Âmes sensibles (ne pas) s’abstenir

Le Nobel des massacreurs est un roman édifiant, fort, parfois désemparant et souvent touchant. Cette pseudo-biographie d’un personnage fictif évoluant dans des circonstances bel et bien réelles à un moment donnée de l’histoire fait office de garde-fou. C’est en nous confrontant à toute la cruelle folie dont sont capables ses personnages que Claudine Desmarteau nous mets le mieux en garde.

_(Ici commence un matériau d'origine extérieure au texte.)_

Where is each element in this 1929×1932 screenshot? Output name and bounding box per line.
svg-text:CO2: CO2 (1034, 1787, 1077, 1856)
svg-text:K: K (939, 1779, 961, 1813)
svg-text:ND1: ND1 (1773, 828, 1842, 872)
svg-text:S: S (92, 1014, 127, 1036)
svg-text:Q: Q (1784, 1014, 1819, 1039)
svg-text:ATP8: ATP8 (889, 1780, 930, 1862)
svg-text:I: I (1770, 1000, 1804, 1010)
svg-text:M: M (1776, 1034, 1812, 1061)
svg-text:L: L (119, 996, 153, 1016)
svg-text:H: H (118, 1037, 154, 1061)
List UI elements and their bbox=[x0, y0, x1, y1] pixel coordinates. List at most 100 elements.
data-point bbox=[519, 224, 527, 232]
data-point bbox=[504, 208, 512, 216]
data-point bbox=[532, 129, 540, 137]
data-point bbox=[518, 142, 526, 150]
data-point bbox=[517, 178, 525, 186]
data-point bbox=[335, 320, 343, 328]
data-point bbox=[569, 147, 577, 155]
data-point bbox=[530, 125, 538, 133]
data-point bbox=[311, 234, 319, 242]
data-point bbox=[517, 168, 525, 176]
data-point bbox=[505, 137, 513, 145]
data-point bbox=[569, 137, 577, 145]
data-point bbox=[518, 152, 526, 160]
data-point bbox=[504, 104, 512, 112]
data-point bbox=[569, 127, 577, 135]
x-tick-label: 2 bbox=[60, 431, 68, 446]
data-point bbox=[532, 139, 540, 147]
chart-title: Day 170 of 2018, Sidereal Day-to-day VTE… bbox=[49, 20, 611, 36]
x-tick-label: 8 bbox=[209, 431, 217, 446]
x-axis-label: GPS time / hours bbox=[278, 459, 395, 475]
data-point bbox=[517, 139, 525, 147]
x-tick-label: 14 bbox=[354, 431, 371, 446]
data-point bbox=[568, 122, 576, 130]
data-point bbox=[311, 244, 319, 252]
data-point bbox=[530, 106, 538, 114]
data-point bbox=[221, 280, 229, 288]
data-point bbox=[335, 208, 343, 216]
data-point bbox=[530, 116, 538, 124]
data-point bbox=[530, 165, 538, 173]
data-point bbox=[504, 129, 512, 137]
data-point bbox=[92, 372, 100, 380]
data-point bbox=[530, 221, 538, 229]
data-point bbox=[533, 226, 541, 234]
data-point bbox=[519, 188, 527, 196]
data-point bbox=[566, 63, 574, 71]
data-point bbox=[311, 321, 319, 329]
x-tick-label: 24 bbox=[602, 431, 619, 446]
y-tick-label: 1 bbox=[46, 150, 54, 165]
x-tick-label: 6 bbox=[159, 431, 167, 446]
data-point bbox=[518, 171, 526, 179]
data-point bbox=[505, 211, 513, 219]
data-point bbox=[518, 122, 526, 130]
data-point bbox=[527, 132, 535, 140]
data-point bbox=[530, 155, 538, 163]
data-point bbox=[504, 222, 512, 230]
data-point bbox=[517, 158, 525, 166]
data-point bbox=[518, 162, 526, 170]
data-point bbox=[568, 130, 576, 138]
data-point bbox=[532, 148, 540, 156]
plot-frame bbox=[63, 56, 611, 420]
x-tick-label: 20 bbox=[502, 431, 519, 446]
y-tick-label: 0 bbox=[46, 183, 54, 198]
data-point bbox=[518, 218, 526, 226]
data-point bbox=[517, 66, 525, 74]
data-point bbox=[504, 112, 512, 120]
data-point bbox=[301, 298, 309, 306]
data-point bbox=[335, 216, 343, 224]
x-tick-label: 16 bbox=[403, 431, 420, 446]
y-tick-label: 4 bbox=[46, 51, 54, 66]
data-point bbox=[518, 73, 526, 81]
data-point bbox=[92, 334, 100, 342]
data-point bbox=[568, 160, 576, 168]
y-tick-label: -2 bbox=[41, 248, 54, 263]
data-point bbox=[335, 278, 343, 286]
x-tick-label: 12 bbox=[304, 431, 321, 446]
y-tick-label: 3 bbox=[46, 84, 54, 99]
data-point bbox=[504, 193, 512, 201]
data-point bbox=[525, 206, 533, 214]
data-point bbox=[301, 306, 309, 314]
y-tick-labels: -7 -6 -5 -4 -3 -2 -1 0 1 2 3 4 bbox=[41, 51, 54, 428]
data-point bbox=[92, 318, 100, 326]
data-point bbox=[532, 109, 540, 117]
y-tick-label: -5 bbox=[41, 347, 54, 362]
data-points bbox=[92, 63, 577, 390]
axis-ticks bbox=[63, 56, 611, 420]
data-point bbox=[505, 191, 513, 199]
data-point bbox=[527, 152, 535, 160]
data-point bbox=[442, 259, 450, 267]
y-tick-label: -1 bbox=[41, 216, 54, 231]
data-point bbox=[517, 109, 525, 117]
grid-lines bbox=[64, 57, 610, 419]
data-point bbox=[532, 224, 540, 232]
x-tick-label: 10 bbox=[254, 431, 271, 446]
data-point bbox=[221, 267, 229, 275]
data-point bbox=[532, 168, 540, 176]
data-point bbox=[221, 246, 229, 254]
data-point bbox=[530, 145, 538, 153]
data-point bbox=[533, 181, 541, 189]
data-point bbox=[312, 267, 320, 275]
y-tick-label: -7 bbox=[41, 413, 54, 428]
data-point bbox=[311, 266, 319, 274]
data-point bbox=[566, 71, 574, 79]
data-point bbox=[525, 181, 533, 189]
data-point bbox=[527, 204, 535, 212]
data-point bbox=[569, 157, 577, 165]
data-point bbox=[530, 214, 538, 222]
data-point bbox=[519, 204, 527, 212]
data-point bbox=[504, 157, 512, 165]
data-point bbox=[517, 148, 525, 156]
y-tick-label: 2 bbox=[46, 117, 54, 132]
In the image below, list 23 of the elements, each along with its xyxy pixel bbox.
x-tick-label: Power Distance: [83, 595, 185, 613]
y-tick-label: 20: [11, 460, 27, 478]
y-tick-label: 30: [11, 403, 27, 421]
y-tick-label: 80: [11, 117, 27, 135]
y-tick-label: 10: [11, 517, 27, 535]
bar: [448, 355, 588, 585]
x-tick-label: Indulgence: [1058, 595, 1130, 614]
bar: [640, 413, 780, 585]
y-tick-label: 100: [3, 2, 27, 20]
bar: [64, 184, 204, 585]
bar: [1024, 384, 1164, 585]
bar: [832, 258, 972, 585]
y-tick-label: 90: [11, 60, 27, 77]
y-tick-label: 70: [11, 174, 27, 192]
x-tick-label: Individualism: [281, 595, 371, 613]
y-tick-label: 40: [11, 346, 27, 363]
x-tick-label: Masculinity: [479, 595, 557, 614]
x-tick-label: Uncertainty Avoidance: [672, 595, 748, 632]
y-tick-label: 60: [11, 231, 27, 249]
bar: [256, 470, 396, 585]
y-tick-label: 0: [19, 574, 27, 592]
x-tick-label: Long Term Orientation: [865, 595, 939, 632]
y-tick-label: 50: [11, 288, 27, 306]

P.S. Si vous pensez quelque peu incommodant l’idée de la très précise description d’un praticien enfonçant dans les yeux de son patient une longue tige en métal et ce jusqu’à son cerveau, songez peut-être à reporter la lecture de ce livre. Si jamais vous n’êtes pas encore sûrs de vous, vous pouvez immédiatement vérifier avec cette image d’archive. (Issue d’une publication dans le New York Times en 2017). Toute tenue faussement estivale dont semble être affublé le docteur ne suffit pas à détendre l’atmosphère induite par l’effroyable cliché.